The legal process of managing a decedent’s estate, resolving any claims, and distributing the decedent’s property by a will begins with the granting of probate. First, a probate court decides the legal validity of a testator. After that, it grants its approval. Once the will goes through probation, it becomes a binding legal document. Moreover, the executor may use this document to their advantage in court, if necessary. Furthermore, probate officially names the executor (or personal representative), typically in the will; and grants them the authority to distribute the testator’s assets by the terms of choice. However, one may contest a will during the probate procedure.
Who is a probate lawyer?
A state-licensed attorney assists the beneficiaries and executors of an estate. In settling the decedent’s affairs is also a probate lawyer. However, if all of the decedent’s assets are in a trust, one may occasionally avoid probate. A trust can guarantee a smooth property transfer without going through a court or legal process.

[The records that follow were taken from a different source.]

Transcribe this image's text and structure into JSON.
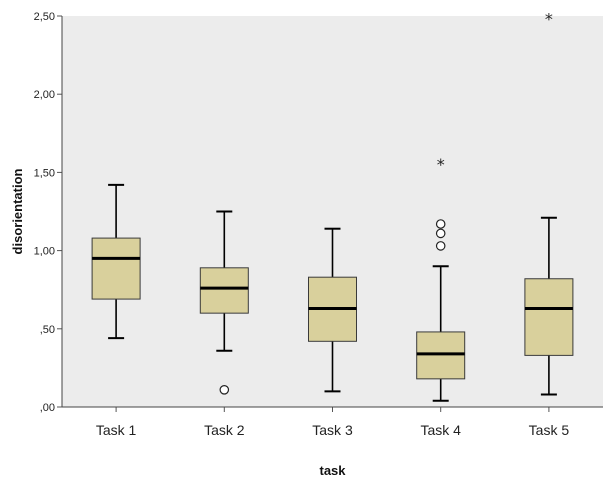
{
  "chart_data": {
    "type": "boxplot",
    "title": "",
    "xlabel": "task",
    "ylabel": "disorientation",
    "ylim": [
      0,
      2.5
    ],
    "y_ticks": [
      {
        "value": 0,
        "label": ",00"
      },
      {
        "value": 0.5,
        "label": ",50"
      },
      {
        "value": 1.0,
        "label": "1,00"
      },
      {
        "value": 1.5,
        "label": "1,50"
      },
      {
        "value": 2.0,
        "label": "2,00"
      },
      {
        "value": 2.5,
        "label": "2,50"
      }
    ],
    "grid": false,
    "colors": {
      "plot_background": "#ececec",
      "box_fill": "#d9d09c",
      "box_stroke": "#3a3a3a",
      "median": "#000000",
      "whisker": "#000000"
    },
    "categories": [
      "Task 1",
      "Task 2",
      "Task 3",
      "Task 4",
      "Task 5"
    ],
    "boxes": [
      {
        "category": "Task 1",
        "min": 0.44,
        "q1": 0.69,
        "median": 0.95,
        "q3": 1.08,
        "max": 1.42,
        "outliers": [],
        "extremes": []
      },
      {
        "category": "Task 2",
        "min": 0.36,
        "q1": 0.6,
        "median": 0.76,
        "q3": 0.89,
        "max": 1.25,
        "outliers": [
          0.11
        ],
        "extremes": []
      },
      {
        "category": "Task 3",
        "min": 0.1,
        "q1": 0.42,
        "median": 0.63,
        "q3": 0.83,
        "max": 1.14,
        "outliers": [],
        "extremes": []
      },
      {
        "category": "Task 4",
        "min": 0.04,
        "q1": 0.18,
        "median": 0.34,
        "q3": 0.48,
        "max": 0.9,
        "outliers": [
          1.03,
          1.11,
          1.17
        ],
        "extremes": [
          1.56
        ]
      },
      {
        "category": "Task 5",
        "min": 0.08,
        "q1": 0.33,
        "median": 0.63,
        "q3": 0.82,
        "max": 1.21,
        "outliers": [],
        "extremes": [
          2.49
        ]
      }
    ]
  }
}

When a person dies, one must distribute their asset by applicable state laws and the instructions outlined in their will when living. A probate lawyer guides an estate’s beneficiaries or executors through the probation process and helps with everything from identifying beneficiaries and estate assets to allocating assets and inheritances.
The probate lawyer will often start by proving the will to ensure it is legal if the decedent left a choice. Then, the attorney will examine the documents to ensure they are appropriate. A choice may be invalid by the court if:
- The testator (the person who made the will) did not sign it in line with state rules, establishing criteria for witnesses.
- When preparing the will, the testator had limited mental capacity.
- The testator forcefully submits to another’s will because of duress (threats or coercion).
- It wasn’t very ethical.
What will happen if there is no Will?
Obtain a copy of the death certificate for the deceased.
Submit a Petition for Probate to the county probate court for the deceased person—for instance, Los Angeles Superior Court – Probate Division.
Attend the hearing at your will.
Obtain letters of administration allowing you to operate on behalf of the estate once your Petition for Probate receives approval;
Determine, collect, and list all of the decedent’s assets.
Pay the debts and taxes owed by the deceased.
Account to the court and ask for a decree for distribution at the end
Pay yourself as the Estate’s Administrator and your attorney by the court’s order.
As directed by the court, distribute any leftover assets to family members, heirs, and beneficiaries.
Abandon the estate
Conclusion
Because the California state probate code is clear about how assets should be allocated, it can generally be simpler to settle an estate without a will. However, other processes can be necessary if there is no will specifying how certain assets should be allocated. For instance, if the deceased has real estate and were alive through several children who didn’t want to share ownership, the property would likely need to sell, and the revenues would be distributed among the heirs by the probate code.